Now that casino magnate and billionaire rightwinger Sheldon Adelson has been outed as the mystery buyer of an influential Nevada newspaper, a watchdog group is demanding that the publication appoint an independent public editor to monitor conflicts of interest and ethical breaches.
“Vigorous, independent journalism is vital to the health of democracy,” Todd O’Boyle, director of Common Cause’s Media and Democracy Reform Initiative, said Tuesday responding to Adelson’s purchase of the Las Vegas Review-Journal. “While the First Amendment protects Mr. Adelson’s right to buy the paper and direct its operations, citizens should exercise their right to demand that he operate it in the public interest, or openly declare that the reporting from his publication will be slanted.”

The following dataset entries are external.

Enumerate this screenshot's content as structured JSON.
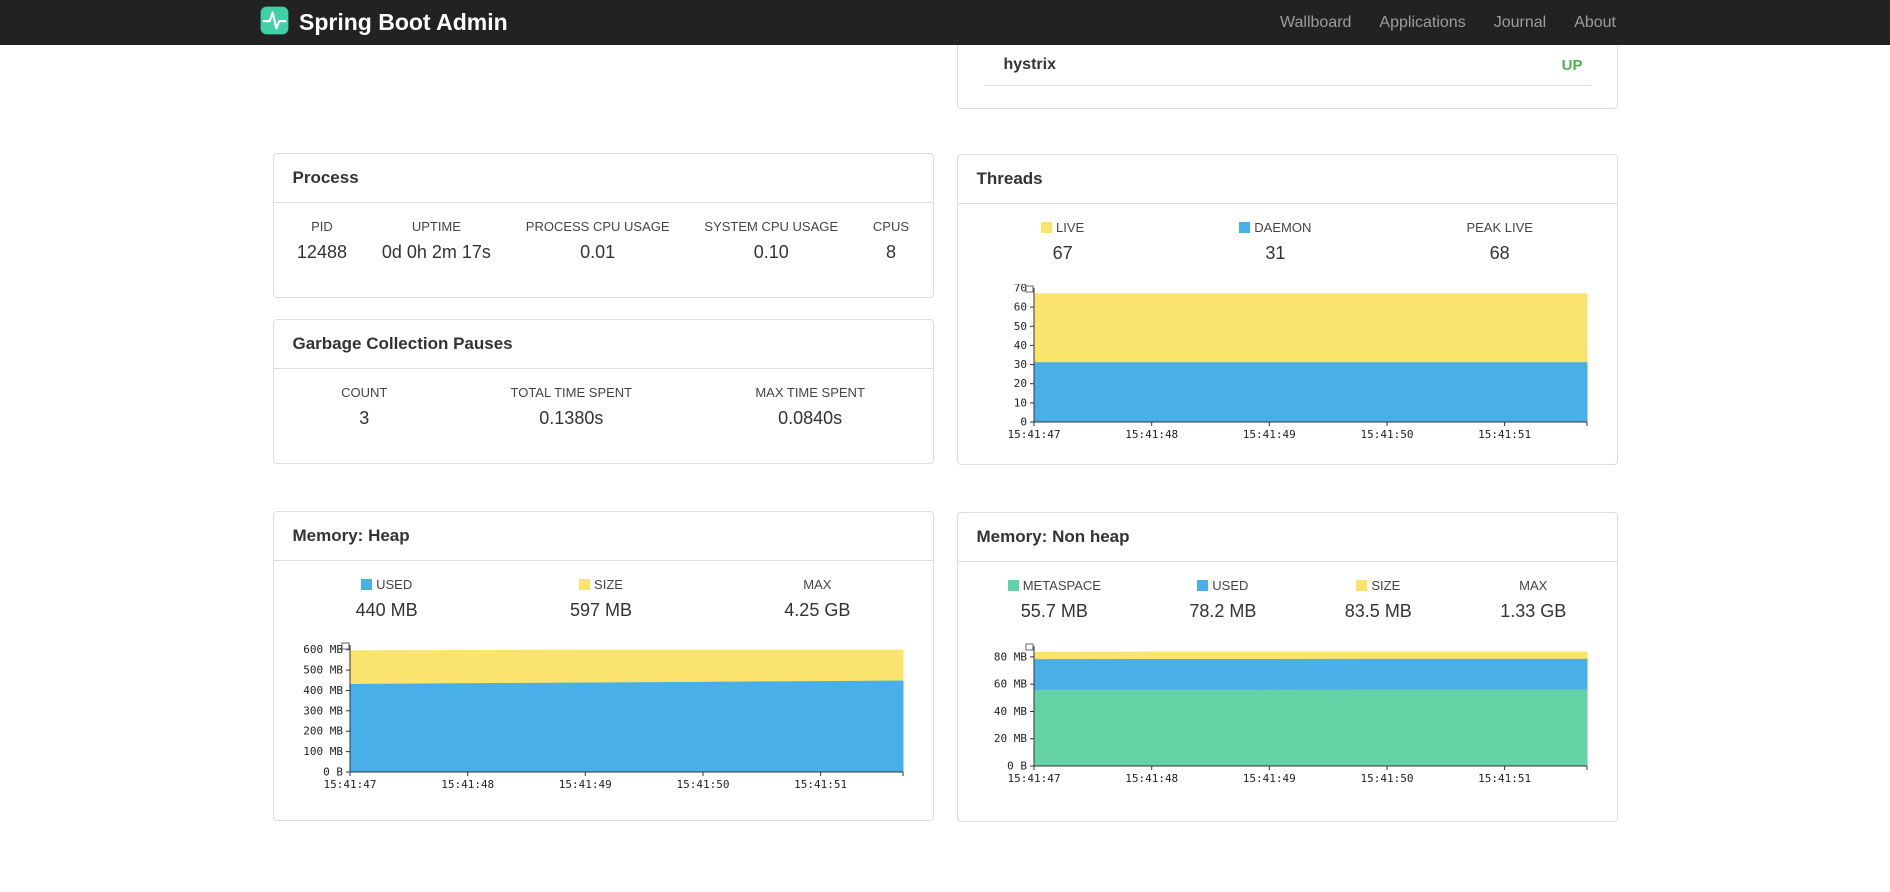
{
  "navbar": {
    "brand": "Spring Boot Admin",
    "items": [
      {
        "label": "Wallboard"
      },
      {
        "label": "Applications"
      },
      {
        "label": "Journal"
      },
      {
        "label": "About"
      }
    ]
  },
  "colors": {
    "accent_teal": "#41D0A5",
    "status_up": "#4CAF50",
    "series_yellow": "#FBE46D",
    "series_blue": "#49AFE8",
    "series_green": "#63D3A6"
  },
  "health": {
    "service": "hystrix",
    "status": "UP"
  },
  "process": {
    "title": "Process",
    "stats": [
      {
        "label": "PID",
        "value": "12488"
      },
      {
        "label": "UPTIME",
        "value": "0d 0h 2m 17s"
      },
      {
        "label": "PROCESS CPU USAGE",
        "value": "0.01"
      },
      {
        "label": "SYSTEM CPU USAGE",
        "value": "0.10"
      },
      {
        "label": "CPUS",
        "value": "8"
      }
    ]
  },
  "gc": {
    "title": "Garbage Collection Pauses",
    "stats": [
      {
        "label": "COUNT",
        "value": "3"
      },
      {
        "label": "TOTAL TIME SPENT",
        "value": "0.1380s"
      },
      {
        "label": "MAX TIME SPENT",
        "value": "0.0840s"
      }
    ]
  },
  "threads": {
    "title": "Threads",
    "stats": [
      {
        "label": "LIVE",
        "value": "67",
        "swatch": "#FBE46D"
      },
      {
        "label": "DAEMON",
        "value": "31",
        "swatch": "#49AFE8"
      },
      {
        "label": "PEAK LIVE",
        "value": "68"
      }
    ]
  },
  "heap": {
    "title": "Memory: Heap",
    "stats": [
      {
        "label": "USED",
        "value": "440 MB",
        "swatch": "#49AFE8"
      },
      {
        "label": "SIZE",
        "value": "597 MB",
        "swatch": "#FBE46D"
      },
      {
        "label": "MAX",
        "value": "4.25 GB"
      }
    ]
  },
  "nonheap": {
    "title": "Memory: Non heap",
    "stats": [
      {
        "label": "METASPACE",
        "value": "55.7 MB",
        "swatch": "#63D3A6"
      },
      {
        "label": "USED",
        "value": "78.2 MB",
        "swatch": "#49AFE8"
      },
      {
        "label": "SIZE",
        "value": "83.5 MB",
        "swatch": "#FBE46D"
      },
      {
        "label": "MAX",
        "value": "1.33 GB"
      }
    ]
  },
  "chart_data": [
    {
      "id": "threads",
      "type": "area",
      "title": "Threads",
      "x_labels": [
        "15:41:47",
        "15:41:48",
        "15:41:49",
        "15:41:50",
        "15:41:51"
      ],
      "y_tick_values": [
        0,
        10,
        20,
        30,
        40,
        50,
        60,
        70
      ],
      "y_tick_labels": [
        "0",
        "10",
        "20",
        "30",
        "40",
        "50",
        "60",
        "70"
      ],
      "y_max": 70,
      "legend_position": "above",
      "grid": false,
      "series": [
        {
          "name": "LIVE",
          "color": "#FBE46D",
          "values": [
            67,
            67,
            67,
            67,
            67,
            67
          ]
        },
        {
          "name": "DAEMON",
          "color": "#49AFE8",
          "values": [
            31,
            31,
            31,
            31,
            31,
            31
          ]
        }
      ]
    },
    {
      "id": "memory-heap",
      "type": "area",
      "title": "Memory: Heap",
      "x_labels": [
        "15:41:47",
        "15:41:48",
        "15:41:49",
        "15:41:50",
        "15:41:51"
      ],
      "y_tick_values": [
        0,
        100,
        200,
        300,
        400,
        500,
        600
      ],
      "y_tick_labels": [
        "0 B",
        "100 MB",
        "200 MB",
        "300 MB",
        "400 MB",
        "500 MB",
        "600 MB"
      ],
      "y_max": 623,
      "y_unit": "MB",
      "legend_position": "above",
      "grid": false,
      "series": [
        {
          "name": "SIZE",
          "color": "#FBE46D",
          "values": [
            594,
            596,
            597,
            597,
            597,
            597
          ]
        },
        {
          "name": "USED",
          "color": "#49AFE8",
          "values": [
            429,
            433,
            436,
            439,
            443,
            446
          ]
        }
      ]
    },
    {
      "id": "memory-nonheap",
      "type": "area",
      "title": "Memory: Non heap",
      "x_labels": [
        "15:41:47",
        "15:41:48",
        "15:41:49",
        "15:41:50",
        "15:41:51"
      ],
      "y_tick_values": [
        0,
        20,
        40,
        60,
        80
      ],
      "y_tick_labels": [
        "0 B",
        "20 MB",
        "40 MB",
        "60 MB",
        "80 MB"
      ],
      "y_max": 88,
      "y_unit": "MB",
      "legend_position": "above",
      "grid": false,
      "series": [
        {
          "name": "SIZE",
          "color": "#FBE46D",
          "values": [
            83.4,
            83.5,
            83.5,
            83.5,
            83.5,
            83.5
          ]
        },
        {
          "name": "USED",
          "color": "#49AFE8",
          "values": [
            78.0,
            78.1,
            78.1,
            78.2,
            78.2,
            78.2
          ]
        },
        {
          "name": "METASPACE",
          "color": "#63D3A6",
          "values": [
            55.5,
            55.6,
            55.6,
            55.7,
            55.7,
            55.7
          ]
        }
      ]
    }
  ]
}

“Mr. Adelson is perhaps the most deep-pocketed political donor in the country,” O’Boyle added. “He is expected to spend tens of millions of dollars—and maybe more—to secure the Republican presidential nomination and then the presidency itself for his preferred candidate.”
Jim Naureckas, the editor of Fairness and Accuracy in Reporting’s watchdog journal Extra!, explained how the purchase could impact people locally as well.
“Local newspapers are the main vehicle for the public to get a glimpse of what’s going on at the level of government that most impacts their lives,” Naureckas told Common Dreams. “Las Vegas is a one-industry town, and Adelson is a casino billionaire who is part of that industry. This is not going to be good for the people of Las Vegas.”
The warnings are the latest twist to a saga that started off shrouded in secrecy.
Earlier this month, staffers at the Las Vegas paper announced on Twitter that a buyer had purchased the publication for $140 million on the condition of anonymity, including from the outlet’s own workers. In demanding information about their new owner, journalists cited ethical requirements for journalistic transparency, and according to the New York Times, some were actively investigating the sale for a potential article.
But then late last week, Fortune published the explosive revelation that Adelson—a controversial figure—had orchestrated the sale and structured it through his son-in-law Patrick Dumont, the current senior vice president of finance and strategy at Adelson’s Las Vegas Sands Corp.